Melcher: There are significant efforts to support integration efforts through the LMEs and the CCNC (Community Care of North Carolina) network. There have been a number of successful collaborative efforts and the learnings are now being shared across LMEs. National Health Care reform is emphasizing integrative care, not only MH services at primary care settings but also health care provided in mental health settings (so called “reverse” co-location). We have a few of the larger CABHAs that are interested in piloting this type of integration.

6.   NC CANSO: Does the Division have a plan to ensure that consumers have service choice in large rural areas?  What incentives might be used to encourage more providers to serve in those areas?

Melcher: We are closely tracking not only where CABHAs are located but what types of services are available through the CABHAs across the state so that we can identify gaps. The expectation is that consumers will have choice of providers across the state. There are challenges in our rural areas but LMEs have been working hard to fill gaps by reaching out to existing CABHAs and encouraging them to expand into new areas, using RFPs to identify new providers, and using state and county funding to assist with start-up efforts.

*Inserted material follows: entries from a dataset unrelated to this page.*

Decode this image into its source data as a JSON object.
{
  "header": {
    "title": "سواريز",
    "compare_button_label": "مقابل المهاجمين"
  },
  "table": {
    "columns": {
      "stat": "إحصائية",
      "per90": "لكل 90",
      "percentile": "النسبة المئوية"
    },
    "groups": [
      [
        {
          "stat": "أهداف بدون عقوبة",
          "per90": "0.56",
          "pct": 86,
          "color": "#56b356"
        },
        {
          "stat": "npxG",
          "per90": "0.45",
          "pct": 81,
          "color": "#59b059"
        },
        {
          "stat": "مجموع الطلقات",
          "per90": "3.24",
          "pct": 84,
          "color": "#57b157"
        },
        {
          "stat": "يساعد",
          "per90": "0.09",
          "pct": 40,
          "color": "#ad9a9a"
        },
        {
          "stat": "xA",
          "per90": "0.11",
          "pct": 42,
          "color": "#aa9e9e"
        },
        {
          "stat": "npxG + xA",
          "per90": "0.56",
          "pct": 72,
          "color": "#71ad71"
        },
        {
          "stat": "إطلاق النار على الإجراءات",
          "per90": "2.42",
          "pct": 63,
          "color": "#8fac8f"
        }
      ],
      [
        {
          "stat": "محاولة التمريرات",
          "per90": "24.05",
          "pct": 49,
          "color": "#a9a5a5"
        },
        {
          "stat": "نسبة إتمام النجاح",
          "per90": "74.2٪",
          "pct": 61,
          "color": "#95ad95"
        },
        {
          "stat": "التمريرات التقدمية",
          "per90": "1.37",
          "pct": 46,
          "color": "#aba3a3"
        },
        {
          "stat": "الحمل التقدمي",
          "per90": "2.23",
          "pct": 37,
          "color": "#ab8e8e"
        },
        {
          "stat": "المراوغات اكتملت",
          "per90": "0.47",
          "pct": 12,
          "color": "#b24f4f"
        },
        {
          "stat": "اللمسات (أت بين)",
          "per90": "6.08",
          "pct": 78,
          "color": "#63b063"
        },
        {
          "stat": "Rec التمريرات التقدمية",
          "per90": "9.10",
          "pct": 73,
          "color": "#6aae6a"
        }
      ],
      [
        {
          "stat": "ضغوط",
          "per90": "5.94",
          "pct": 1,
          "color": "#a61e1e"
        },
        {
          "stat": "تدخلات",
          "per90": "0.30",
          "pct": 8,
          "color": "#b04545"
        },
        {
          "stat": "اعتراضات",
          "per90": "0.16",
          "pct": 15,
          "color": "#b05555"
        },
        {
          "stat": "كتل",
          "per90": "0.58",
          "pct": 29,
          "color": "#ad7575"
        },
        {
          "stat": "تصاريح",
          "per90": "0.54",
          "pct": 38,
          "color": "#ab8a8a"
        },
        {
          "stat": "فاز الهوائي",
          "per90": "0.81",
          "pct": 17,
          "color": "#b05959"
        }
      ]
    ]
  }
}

7.  NC CANSO: Where do peer support specialists and associate professionals fit into the new CABHA system?  This questioner is only allowed to work four hours per week and knows an Associate Professional whose hours were recently cut in half.

Melcher: Peer support as a billable service can only be provided through a CABHA. We know that there are CABHAs who already employ peers support specialists, even prior to the service definition being implemented. Associate Professionals can work as allowed in the service definitions. How many hours an AP receives to work is really a business decision on the part of the agency.

8.  NC CANSO: Can you help us understand what case management will look like for persons with developmental disabilities or with psychiatric issues?

Melcher: Case management is intended to help individuals connect to services and supports, including natural supports. So likely that activity will be more frequent when individuals start services or when they need to revise/renew a service plan. Case management should empower and encourage service participants. It is not meant to be a long term service but accessed when needed.

9.  NC CANSO: What do you think the most effective role for consumer organizations is?

Melcher: As service participants/recipients consumer organizations provide critical information on what is working and what is not; advise us on service and policy initiatives, and participate in various workgroups to help us develop solutions.

10.  Do you have any comments you could share regarding the investigation of our use of adult care facilities by the U.S. Department of Justice?

Melcher: The Department (HHS) is dedicating itself to gathering and providing information requested by investigators.  

We thank Dr. Melcher for her time and interest in hearing our questions and sharing her ideas.  We wish her well in this upcoming year.  Her leadership will have impact on many North Carolinians.